While not open source by any stretch, I see the personal EHR space being ushered along by companies following Apple's lead. Aside from complex patients, I think the generally healthy/mild-chronic person is uninterested in owning/managing their health data unfortunately. Apple is contributing useful tools to understand fundamental determinants of health including cardiovascular, sleep, fitness at massive scale. It just happens to come with your watch and phone, and their vision for health is starting to come into focus. This puts the patient in the position of generating the primary data (sensors, etc.) and sharing it with their care team on their terms (more or less). As telehealth becomes more prominent, I suspect the patient will be required to engage with their data more often as it will be the means of conveying a shared understanding vs. observations recorded in the clinical setting and stashed away in centralized EHRs.

Furthermore, if labs and other diagnostics are available directly to consumers it puts the individual in a position of ownership. I think the default position is whoever generates the data owns it, and determines how easy/hard it is to share with others. If the individual is empowered to generate information about themselves- this will start to swing toward "patient owned." I too look forward to more of this, but it will have to come with more direct to consumer and digital offerings.

One of the coolest examples I've seen of individuals taking ownership in open source med tech is openaps.org . I'm not one, but T1D's are some of the most resourceful and resilient folks around. Good on them for building a community to solve real problems together. Shout out to the #wearenotwaiting crew.

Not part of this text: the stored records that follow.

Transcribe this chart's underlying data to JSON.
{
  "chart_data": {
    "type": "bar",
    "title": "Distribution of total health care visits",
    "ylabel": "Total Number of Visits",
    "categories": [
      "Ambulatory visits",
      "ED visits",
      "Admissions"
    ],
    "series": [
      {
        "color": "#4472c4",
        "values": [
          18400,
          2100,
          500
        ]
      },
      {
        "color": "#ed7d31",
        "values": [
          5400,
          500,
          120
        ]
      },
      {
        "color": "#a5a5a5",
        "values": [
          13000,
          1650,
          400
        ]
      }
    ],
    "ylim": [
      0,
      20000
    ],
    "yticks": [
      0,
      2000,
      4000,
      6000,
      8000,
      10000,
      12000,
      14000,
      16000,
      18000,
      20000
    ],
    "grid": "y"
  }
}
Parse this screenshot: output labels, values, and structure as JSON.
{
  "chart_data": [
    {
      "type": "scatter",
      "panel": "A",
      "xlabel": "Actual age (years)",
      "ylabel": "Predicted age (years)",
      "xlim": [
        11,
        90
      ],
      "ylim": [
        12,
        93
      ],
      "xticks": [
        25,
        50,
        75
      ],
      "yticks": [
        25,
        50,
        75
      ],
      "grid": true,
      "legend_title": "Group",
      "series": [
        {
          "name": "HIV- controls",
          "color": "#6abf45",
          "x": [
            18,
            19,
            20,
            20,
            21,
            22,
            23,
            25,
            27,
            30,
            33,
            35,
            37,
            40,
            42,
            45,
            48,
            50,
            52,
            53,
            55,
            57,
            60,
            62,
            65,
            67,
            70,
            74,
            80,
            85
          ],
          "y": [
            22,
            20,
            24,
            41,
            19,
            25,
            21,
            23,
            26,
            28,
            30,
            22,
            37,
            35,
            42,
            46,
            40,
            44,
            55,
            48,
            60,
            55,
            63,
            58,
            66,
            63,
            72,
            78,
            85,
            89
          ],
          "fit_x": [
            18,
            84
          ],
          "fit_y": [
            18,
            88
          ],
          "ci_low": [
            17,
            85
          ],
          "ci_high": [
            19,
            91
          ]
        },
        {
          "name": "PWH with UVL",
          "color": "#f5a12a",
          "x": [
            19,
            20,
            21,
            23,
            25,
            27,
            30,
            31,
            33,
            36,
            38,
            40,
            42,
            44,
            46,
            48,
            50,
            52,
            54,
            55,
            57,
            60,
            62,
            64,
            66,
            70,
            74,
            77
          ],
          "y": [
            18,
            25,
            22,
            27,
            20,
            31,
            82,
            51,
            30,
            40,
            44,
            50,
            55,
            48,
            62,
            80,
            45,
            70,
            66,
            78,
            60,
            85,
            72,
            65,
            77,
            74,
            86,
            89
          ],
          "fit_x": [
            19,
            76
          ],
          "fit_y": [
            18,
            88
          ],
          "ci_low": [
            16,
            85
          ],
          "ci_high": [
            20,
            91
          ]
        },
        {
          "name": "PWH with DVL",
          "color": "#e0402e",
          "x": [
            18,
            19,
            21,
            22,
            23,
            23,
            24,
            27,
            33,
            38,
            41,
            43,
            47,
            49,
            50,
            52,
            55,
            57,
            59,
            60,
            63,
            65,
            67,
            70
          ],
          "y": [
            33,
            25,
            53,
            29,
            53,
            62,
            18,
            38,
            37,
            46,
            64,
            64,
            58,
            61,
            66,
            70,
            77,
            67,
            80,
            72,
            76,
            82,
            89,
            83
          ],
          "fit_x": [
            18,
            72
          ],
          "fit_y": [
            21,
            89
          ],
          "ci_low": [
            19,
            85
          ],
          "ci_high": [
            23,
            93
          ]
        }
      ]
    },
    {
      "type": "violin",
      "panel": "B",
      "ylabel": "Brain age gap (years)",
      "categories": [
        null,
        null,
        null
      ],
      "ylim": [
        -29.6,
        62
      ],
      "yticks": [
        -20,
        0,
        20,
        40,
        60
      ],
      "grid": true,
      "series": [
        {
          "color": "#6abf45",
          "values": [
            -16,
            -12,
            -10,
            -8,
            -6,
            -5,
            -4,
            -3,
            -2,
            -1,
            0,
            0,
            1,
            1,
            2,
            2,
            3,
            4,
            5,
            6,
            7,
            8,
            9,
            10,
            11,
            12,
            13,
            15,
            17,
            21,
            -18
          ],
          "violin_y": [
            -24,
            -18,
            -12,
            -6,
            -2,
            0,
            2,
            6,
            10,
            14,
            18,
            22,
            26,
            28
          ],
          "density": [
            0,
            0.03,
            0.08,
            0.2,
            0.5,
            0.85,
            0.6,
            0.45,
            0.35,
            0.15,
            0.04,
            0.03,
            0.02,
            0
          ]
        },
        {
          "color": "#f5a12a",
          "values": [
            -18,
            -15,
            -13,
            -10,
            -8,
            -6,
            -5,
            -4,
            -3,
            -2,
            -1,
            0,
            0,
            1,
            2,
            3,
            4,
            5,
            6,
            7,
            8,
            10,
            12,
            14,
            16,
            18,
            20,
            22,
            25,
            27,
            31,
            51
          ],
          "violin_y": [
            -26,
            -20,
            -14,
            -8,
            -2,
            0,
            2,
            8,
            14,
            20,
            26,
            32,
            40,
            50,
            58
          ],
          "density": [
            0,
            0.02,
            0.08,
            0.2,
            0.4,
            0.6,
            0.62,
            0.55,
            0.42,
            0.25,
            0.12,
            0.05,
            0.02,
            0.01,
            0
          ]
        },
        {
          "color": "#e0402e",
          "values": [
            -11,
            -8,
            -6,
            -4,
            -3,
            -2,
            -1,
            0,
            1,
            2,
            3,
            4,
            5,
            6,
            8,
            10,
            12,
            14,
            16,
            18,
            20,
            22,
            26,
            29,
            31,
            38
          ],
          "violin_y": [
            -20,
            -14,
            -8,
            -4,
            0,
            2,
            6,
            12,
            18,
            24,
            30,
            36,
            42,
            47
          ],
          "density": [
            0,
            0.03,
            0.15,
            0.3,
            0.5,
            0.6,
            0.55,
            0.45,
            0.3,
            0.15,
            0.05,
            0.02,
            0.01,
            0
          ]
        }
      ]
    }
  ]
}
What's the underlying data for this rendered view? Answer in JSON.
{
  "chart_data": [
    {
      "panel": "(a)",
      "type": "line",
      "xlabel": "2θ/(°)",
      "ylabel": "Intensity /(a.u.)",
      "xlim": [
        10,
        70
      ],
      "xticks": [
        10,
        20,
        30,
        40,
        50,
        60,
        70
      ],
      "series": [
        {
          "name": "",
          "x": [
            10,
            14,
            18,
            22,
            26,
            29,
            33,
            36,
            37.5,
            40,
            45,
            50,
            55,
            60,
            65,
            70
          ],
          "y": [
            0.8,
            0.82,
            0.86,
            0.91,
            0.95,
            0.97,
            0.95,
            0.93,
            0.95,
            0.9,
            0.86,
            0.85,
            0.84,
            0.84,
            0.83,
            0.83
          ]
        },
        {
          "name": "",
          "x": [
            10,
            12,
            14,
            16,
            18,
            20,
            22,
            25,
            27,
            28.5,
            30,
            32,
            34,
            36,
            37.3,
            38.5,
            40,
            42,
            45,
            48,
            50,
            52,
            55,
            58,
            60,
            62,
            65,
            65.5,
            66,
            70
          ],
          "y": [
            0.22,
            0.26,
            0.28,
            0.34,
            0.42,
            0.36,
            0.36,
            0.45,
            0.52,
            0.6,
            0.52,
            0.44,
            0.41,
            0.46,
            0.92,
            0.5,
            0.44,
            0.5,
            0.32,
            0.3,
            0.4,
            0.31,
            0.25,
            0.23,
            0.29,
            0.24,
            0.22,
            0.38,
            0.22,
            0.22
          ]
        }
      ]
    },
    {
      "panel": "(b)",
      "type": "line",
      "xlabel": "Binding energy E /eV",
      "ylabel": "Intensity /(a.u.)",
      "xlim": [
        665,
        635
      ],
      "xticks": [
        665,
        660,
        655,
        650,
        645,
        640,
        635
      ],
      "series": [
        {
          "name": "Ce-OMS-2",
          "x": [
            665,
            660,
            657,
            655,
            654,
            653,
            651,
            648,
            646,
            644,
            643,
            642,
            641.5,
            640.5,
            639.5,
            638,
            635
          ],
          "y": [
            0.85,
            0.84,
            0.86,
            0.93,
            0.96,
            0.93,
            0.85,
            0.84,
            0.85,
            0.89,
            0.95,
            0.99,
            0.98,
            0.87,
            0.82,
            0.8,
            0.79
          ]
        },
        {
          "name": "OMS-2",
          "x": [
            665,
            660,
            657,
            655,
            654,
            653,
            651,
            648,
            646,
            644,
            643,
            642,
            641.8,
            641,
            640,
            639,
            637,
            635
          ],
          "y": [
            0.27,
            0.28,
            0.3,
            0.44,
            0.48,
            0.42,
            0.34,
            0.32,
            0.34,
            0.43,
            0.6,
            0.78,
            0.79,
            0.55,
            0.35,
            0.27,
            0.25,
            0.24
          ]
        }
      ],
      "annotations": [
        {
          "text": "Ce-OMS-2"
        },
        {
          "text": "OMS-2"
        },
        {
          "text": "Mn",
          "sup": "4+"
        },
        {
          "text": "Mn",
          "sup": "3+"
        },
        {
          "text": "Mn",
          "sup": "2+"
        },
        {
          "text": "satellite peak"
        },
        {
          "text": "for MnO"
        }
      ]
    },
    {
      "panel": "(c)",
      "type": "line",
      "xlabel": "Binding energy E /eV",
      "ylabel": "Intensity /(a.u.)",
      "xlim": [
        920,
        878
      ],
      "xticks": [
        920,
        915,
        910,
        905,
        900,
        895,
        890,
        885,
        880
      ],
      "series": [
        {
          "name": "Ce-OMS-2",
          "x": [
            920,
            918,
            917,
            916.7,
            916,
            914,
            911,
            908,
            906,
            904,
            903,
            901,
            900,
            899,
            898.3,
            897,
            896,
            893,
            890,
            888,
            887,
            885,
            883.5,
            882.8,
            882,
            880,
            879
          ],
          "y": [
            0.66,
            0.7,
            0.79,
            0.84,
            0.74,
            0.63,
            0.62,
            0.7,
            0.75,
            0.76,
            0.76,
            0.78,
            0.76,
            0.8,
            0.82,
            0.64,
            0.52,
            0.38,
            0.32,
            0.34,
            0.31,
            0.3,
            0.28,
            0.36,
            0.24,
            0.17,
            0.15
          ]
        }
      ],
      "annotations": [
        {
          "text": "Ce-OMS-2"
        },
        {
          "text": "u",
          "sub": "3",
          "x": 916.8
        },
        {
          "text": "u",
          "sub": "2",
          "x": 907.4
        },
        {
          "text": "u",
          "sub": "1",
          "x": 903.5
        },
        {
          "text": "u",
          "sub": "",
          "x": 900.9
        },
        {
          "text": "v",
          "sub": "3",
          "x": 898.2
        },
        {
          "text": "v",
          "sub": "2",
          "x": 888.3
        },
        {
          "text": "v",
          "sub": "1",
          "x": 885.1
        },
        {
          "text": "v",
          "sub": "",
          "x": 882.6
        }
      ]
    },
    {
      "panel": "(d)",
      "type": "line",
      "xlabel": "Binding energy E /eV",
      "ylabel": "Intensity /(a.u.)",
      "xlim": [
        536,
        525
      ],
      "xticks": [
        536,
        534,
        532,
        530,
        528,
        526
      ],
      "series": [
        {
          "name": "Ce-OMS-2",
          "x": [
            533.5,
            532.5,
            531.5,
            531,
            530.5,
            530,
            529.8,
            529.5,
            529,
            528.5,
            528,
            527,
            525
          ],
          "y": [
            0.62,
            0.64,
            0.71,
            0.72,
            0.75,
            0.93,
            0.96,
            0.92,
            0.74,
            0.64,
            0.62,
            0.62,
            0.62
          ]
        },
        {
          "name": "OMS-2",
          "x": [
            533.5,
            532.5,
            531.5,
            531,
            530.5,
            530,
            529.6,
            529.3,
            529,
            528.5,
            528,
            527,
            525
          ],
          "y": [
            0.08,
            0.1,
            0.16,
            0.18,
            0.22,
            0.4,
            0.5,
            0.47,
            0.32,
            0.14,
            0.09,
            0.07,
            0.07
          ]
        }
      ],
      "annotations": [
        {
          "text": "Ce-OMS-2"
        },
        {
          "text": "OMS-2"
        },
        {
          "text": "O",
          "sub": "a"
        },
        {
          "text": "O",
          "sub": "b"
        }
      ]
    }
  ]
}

Hey - I'm trying to get into health tech (EHR integrations, HL7, FHIR etc), do you have any additional "required reading" suggestions beyond Hacking Healthcare?
One of the reasons Hacking Healthcare happened is the huge dearth of material for just this question, unfortunately I don't have anything else on that still. One absolutely timeless work not directly about technology but that is still very relevant is "The House of God". It is "fiction" but it is probably the most realistic depiction of the actual happenings at hospitals that exists and as a result something technologists can benefit from.
Hacking Healthcare (HC specific) and The DevOps Handbook (general) are the books I buy for everyone joining the team.

I recommend Eric Topol's books as well, including The Creative Destruction of Medicine and Deep Medicine. Lots of food for thought.